As pentesting expert
, you will help EPAM's clients to assess the security level of their infrastructure, web and/or mobile applications. This position will require advanced technical depth and experience, technical leadership, and multi-faceted communication skills. Scope and tasks may vary depending on the customer needs. You may be involved in the full project lifecycle from analysis and planning to development and deployment, as well as assisting with pre-sales opportunities, delivering trainings on pentesting and different pentesting tools. Along with this, you may be engaged to perform short-term pentests requiring to act like an insider (internal penetration test) or external penetration test, in which you will simulate an attack via the Internet.
Both engagement types may require either penetration testing or vulnerability assessment.
- Scoping and estimating tasks, as well as managing multiple tasks with minimal supervision.
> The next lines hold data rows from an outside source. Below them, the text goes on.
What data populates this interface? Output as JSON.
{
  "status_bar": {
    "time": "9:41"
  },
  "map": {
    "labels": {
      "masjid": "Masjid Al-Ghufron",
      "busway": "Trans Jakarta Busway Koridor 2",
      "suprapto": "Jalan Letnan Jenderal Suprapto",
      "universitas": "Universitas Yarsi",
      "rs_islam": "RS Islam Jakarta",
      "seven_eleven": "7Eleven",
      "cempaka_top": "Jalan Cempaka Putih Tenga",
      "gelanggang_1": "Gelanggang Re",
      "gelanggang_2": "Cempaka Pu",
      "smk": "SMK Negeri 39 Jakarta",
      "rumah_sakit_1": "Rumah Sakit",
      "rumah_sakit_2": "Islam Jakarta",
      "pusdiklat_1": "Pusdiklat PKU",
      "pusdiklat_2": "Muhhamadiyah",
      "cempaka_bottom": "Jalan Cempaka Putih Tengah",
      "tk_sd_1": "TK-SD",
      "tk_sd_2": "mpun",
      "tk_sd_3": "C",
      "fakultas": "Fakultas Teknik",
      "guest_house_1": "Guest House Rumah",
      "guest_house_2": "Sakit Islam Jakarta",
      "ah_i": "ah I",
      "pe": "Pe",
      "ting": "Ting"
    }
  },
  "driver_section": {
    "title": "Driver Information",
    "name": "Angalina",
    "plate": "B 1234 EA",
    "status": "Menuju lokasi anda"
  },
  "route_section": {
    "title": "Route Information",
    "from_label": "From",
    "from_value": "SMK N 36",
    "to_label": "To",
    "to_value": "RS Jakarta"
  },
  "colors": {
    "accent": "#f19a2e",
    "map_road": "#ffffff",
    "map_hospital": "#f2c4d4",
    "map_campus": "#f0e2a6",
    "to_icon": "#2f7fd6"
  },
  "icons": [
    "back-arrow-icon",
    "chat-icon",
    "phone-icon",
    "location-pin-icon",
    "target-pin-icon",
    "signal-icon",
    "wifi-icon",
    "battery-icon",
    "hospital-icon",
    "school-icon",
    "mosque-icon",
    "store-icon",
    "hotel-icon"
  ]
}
- Demonstrate proven knowledge while interacting with clients and stakeholders to understand and document requirements to
- build profile of business functions of the target
- create accurate threat model of the target
- define goal of security assessment
- Demonstrates considerable knowledge of planning and team management specific to security assessment
- Conduct vulnerability assessments and penetration testing
- Collaborate with technical personnel across the full assessment life cycle
- Utilize problem solving, especially within troubleshooting complex issues while identifying options and/or alternatives
- Document all disclosed issues adopting to different reporting formats
- Provide remediation suggestions to correct disclosed issues
- Collaborate with personnel responsible for writing and presenting proposals to prospective clients
- Manage and contribute to planning, engagement administration, budget management, and successful completion of engagement.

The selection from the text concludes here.